Many of the reprints in the Goldstine collection illustrate the collaborative effort that went into ENIAC’s creation. Take, for example, the Computer Tree diagram, an image that was originally published by Martin H. Weik in Data Processing Magazine in April 1962. This tree shows the evolution of electronic digital computers from 1945 to the 1960s. With ENIAC at its roots, university and government sponsored computers are the basis of the tree's three main branches. As explained by Weik in the article accompanying his diagram, “serial computers,” often classified as “business computers” derived from the Electronic Discrete Variable Automatic Computer (EDVAC) are splayed chronologically along the left limbs. “Parallel computers,” often classified as “science computers,” derived from the Ordnance Discrete Variable Automatic Computer (ORDVAC) are found chronologically on the right limbs. Computers that were developed solely for military purposes are found on the central limbs. At the top of the tree line, you can see the earliest of the common IBM computers used by businesses in the early 1960s. 
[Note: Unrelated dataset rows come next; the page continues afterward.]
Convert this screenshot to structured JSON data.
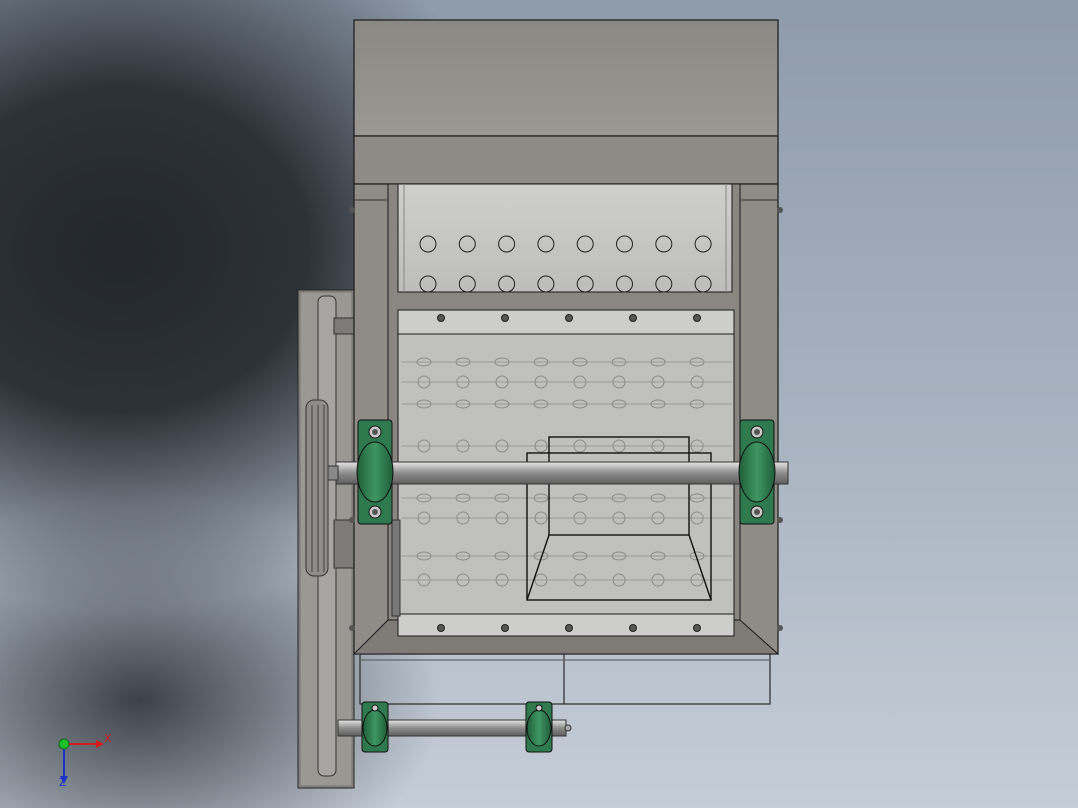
{
  "viewport": {
    "background": "gradient-gray-blue",
    "model_view": "front-orthographic",
    "render_mode": "shaded-with-edges"
  },
  "triad": {
    "x_label": "X",
    "z_label": "Z",
    "x_color": "#d21c1c",
    "y_color": "#1fbf2c",
    "z_color": "#1c33c8"
  },
  "model": {
    "parts": [
      "hopper",
      "screen-plate",
      "rotor-housing",
      "rotor-shaft",
      "bearing-block-left",
      "bearing-block-right",
      "pulley",
      "belt-guard",
      "discharge-chute",
      "lower-shaft",
      "bearing-block-lower-left",
      "bearing-block-lower-right"
    ],
    "colors": {
      "housing": "#8f8c86",
      "plate": "#c3c3c1",
      "bearing": "#2e7a4e",
      "shaft": "#9b9b9b",
      "edge": "#1a1a1a"
    }
  }
}
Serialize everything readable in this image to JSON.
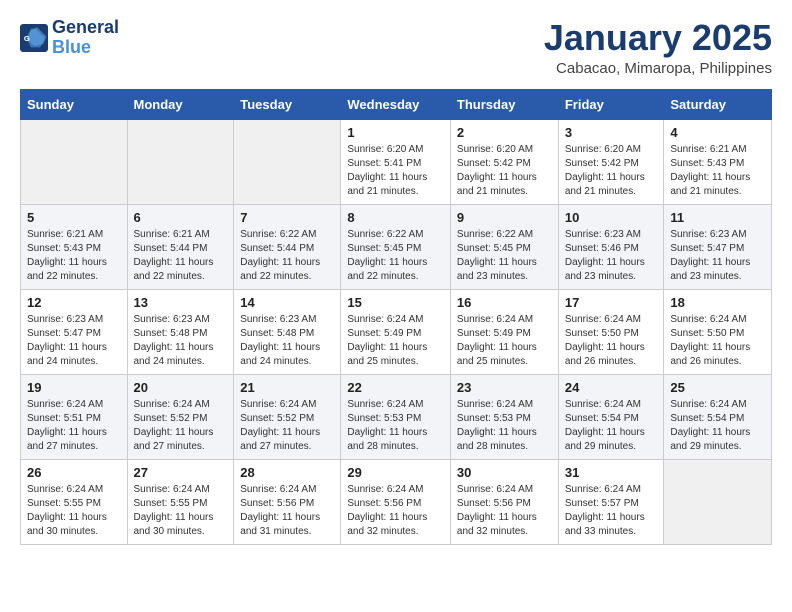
{
  "logo": {
    "text_general": "General",
    "text_blue": "Blue"
  },
  "calendar": {
    "title": "January 2025",
    "subtitle": "Cabacao, Mimaropa, Philippines"
  },
  "weekdays": [
    "Sunday",
    "Monday",
    "Tuesday",
    "Wednesday",
    "Thursday",
    "Friday",
    "Saturday"
  ],
  "weeks": [
    [
      {
        "day": "",
        "empty": true
      },
      {
        "day": "",
        "empty": true
      },
      {
        "day": "",
        "empty": true
      },
      {
        "day": "1",
        "sunrise": "6:20 AM",
        "sunset": "5:41 PM",
        "daylight": "11 hours and 21 minutes."
      },
      {
        "day": "2",
        "sunrise": "6:20 AM",
        "sunset": "5:42 PM",
        "daylight": "11 hours and 21 minutes."
      },
      {
        "day": "3",
        "sunrise": "6:20 AM",
        "sunset": "5:42 PM",
        "daylight": "11 hours and 21 minutes."
      },
      {
        "day": "4",
        "sunrise": "6:21 AM",
        "sunset": "5:43 PM",
        "daylight": "11 hours and 21 minutes."
      }
    ],
    [
      {
        "day": "5",
        "sunrise": "6:21 AM",
        "sunset": "5:43 PM",
        "daylight": "11 hours and 22 minutes."
      },
      {
        "day": "6",
        "sunrise": "6:21 AM",
        "sunset": "5:44 PM",
        "daylight": "11 hours and 22 minutes."
      },
      {
        "day": "7",
        "sunrise": "6:22 AM",
        "sunset": "5:44 PM",
        "daylight": "11 hours and 22 minutes."
      },
      {
        "day": "8",
        "sunrise": "6:22 AM",
        "sunset": "5:45 PM",
        "daylight": "11 hours and 22 minutes."
      },
      {
        "day": "9",
        "sunrise": "6:22 AM",
        "sunset": "5:45 PM",
        "daylight": "11 hours and 23 minutes."
      },
      {
        "day": "10",
        "sunrise": "6:23 AM",
        "sunset": "5:46 PM",
        "daylight": "11 hours and 23 minutes."
      },
      {
        "day": "11",
        "sunrise": "6:23 AM",
        "sunset": "5:47 PM",
        "daylight": "11 hours and 23 minutes."
      }
    ],
    [
      {
        "day": "12",
        "sunrise": "6:23 AM",
        "sunset": "5:47 PM",
        "daylight": "11 hours and 24 minutes."
      },
      {
        "day": "13",
        "sunrise": "6:23 AM",
        "sunset": "5:48 PM",
        "daylight": "11 hours and 24 minutes."
      },
      {
        "day": "14",
        "sunrise": "6:23 AM",
        "sunset": "5:48 PM",
        "daylight": "11 hours and 24 minutes."
      },
      {
        "day": "15",
        "sunrise": "6:24 AM",
        "sunset": "5:49 PM",
        "daylight": "11 hours and 25 minutes."
      },
      {
        "day": "16",
        "sunrise": "6:24 AM",
        "sunset": "5:49 PM",
        "daylight": "11 hours and 25 minutes."
      },
      {
        "day": "17",
        "sunrise": "6:24 AM",
        "sunset": "5:50 PM",
        "daylight": "11 hours and 26 minutes."
      },
      {
        "day": "18",
        "sunrise": "6:24 AM",
        "sunset": "5:50 PM",
        "daylight": "11 hours and 26 minutes."
      }
    ],
    [
      {
        "day": "19",
        "sunrise": "6:24 AM",
        "sunset": "5:51 PM",
        "daylight": "11 hours and 27 minutes."
      },
      {
        "day": "20",
        "sunrise": "6:24 AM",
        "sunset": "5:52 PM",
        "daylight": "11 hours and 27 minutes."
      },
      {
        "day": "21",
        "sunrise": "6:24 AM",
        "sunset": "5:52 PM",
        "daylight": "11 hours and 27 minutes."
      },
      {
        "day": "22",
        "sunrise": "6:24 AM",
        "sunset": "5:53 PM",
        "daylight": "11 hours and 28 minutes."
      },
      {
        "day": "23",
        "sunrise": "6:24 AM",
        "sunset": "5:53 PM",
        "daylight": "11 hours and 28 minutes."
      },
      {
        "day": "24",
        "sunrise": "6:24 AM",
        "sunset": "5:54 PM",
        "daylight": "11 hours and 29 minutes."
      },
      {
        "day": "25",
        "sunrise": "6:24 AM",
        "sunset": "5:54 PM",
        "daylight": "11 hours and 29 minutes."
      }
    ],
    [
      {
        "day": "26",
        "sunrise": "6:24 AM",
        "sunset": "5:55 PM",
        "daylight": "11 hours and 30 minutes."
      },
      {
        "day": "27",
        "sunrise": "6:24 AM",
        "sunset": "5:55 PM",
        "daylight": "11 hours and 30 minutes."
      },
      {
        "day": "28",
        "sunrise": "6:24 AM",
        "sunset": "5:56 PM",
        "daylight": "11 hours and 31 minutes."
      },
      {
        "day": "29",
        "sunrise": "6:24 AM",
        "sunset": "5:56 PM",
        "daylight": "11 hours and 32 minutes."
      },
      {
        "day": "30",
        "sunrise": "6:24 AM",
        "sunset": "5:56 PM",
        "daylight": "11 hours and 32 minutes."
      },
      {
        "day": "31",
        "sunrise": "6:24 AM",
        "sunset": "5:57 PM",
        "daylight": "11 hours and 33 minutes."
      },
      {
        "day": "",
        "empty": true
      }
    ]
  ]
}
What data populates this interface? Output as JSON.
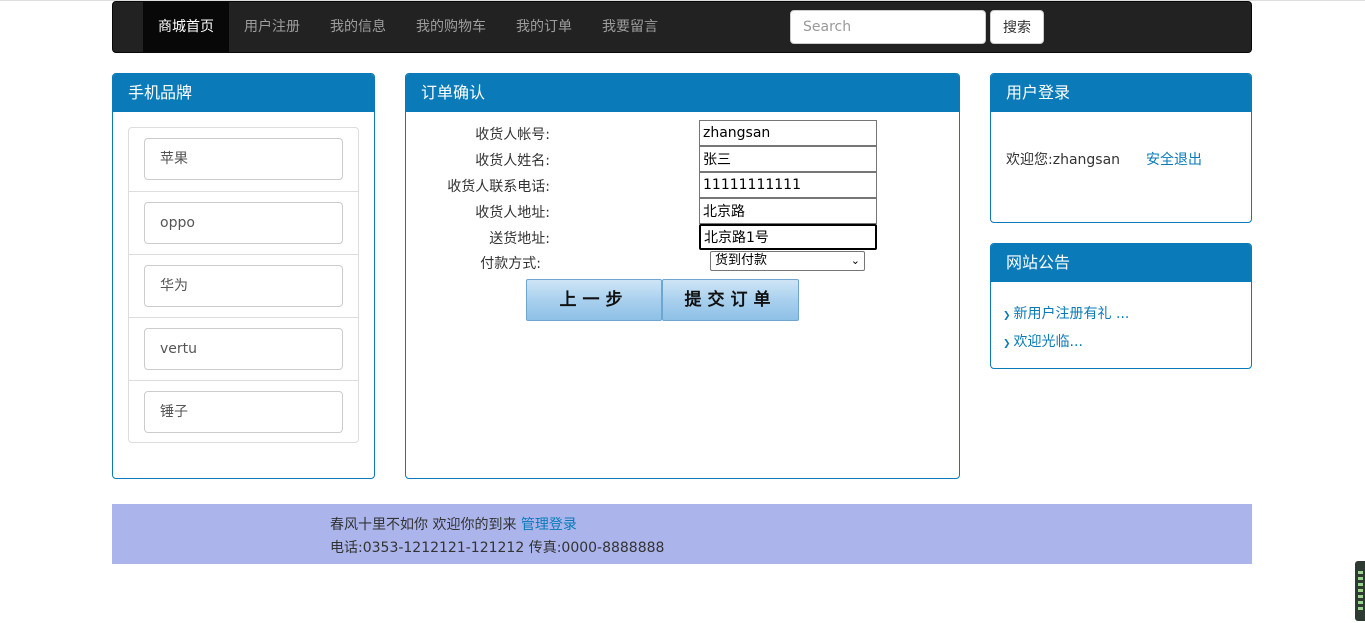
{
  "nav": {
    "items": [
      {
        "label": "商城首页",
        "active": true
      },
      {
        "label": "用户注册",
        "active": false
      },
      {
        "label": "我的信息",
        "active": false
      },
      {
        "label": "我的购物车",
        "active": false
      },
      {
        "label": "我的订单",
        "active": false
      },
      {
        "label": "我要留言",
        "active": false
      }
    ],
    "search_placeholder": "Search",
    "search_button": "搜索"
  },
  "brands": {
    "title": "手机品牌",
    "items": [
      "苹果",
      "oppo",
      "华为",
      "vertu",
      "锤子"
    ]
  },
  "order": {
    "title": "订单确认",
    "fields": [
      {
        "label": "收货人帐号:",
        "value": "zhangsan"
      },
      {
        "label": "收货人姓名:",
        "value": "张三"
      },
      {
        "label": "收货人联系电话:",
        "value": "11111111111"
      },
      {
        "label": "收货人地址:",
        "value": "北京路"
      },
      {
        "label": "送货地址:",
        "value": "北京路1号"
      }
    ],
    "payment_label": "付款方式:",
    "payment_value": "货到付款",
    "prev_button": "上一步",
    "submit_button": "提交订单"
  },
  "login": {
    "title": "用户登录",
    "welcome": "欢迎您:zhangsan",
    "logout": "安全退出"
  },
  "notice": {
    "title": "网站公告",
    "items": [
      "新用户注册有礼 ...",
      "欢迎光临..."
    ]
  },
  "footer": {
    "line1": "春风十里不如你 欢迎你的到来",
    "admin_link": "管理登录",
    "line2": "电话:0353-1212121-121212 传真:0000-8888888"
  },
  "colors": {
    "panel_blue": "#0a7ab8",
    "navbar_bg": "#222222",
    "footer_bg": "#abb5ec"
  }
}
Just as the marginalia often found on reprints illustrate intricate scientific networks, so too does this specific reprint’s content. The tree shows how the US government, specifically the military, was instrumental in the genesis of computers during and after WW2. It was necessary for the US military to create these complex machines in order to dominate the arms race of the Cold War. It is a piece of computer history that is often overlooked. When reflecting on the advent of modern computers, many people think of the “Lone Inventor in a Garage” à la Steve Jobs. However, the reality is that computers as we know them today would not exist without government funding to universities.

The history of computing reprints in the Goldstine Collection at the APS are important so that future historians of science can find this evidence. The networks created by scientists show that science and invention rarely happen in a silo or a garage. These networks were imperative for the creation of one of the most important tools at our disposal today.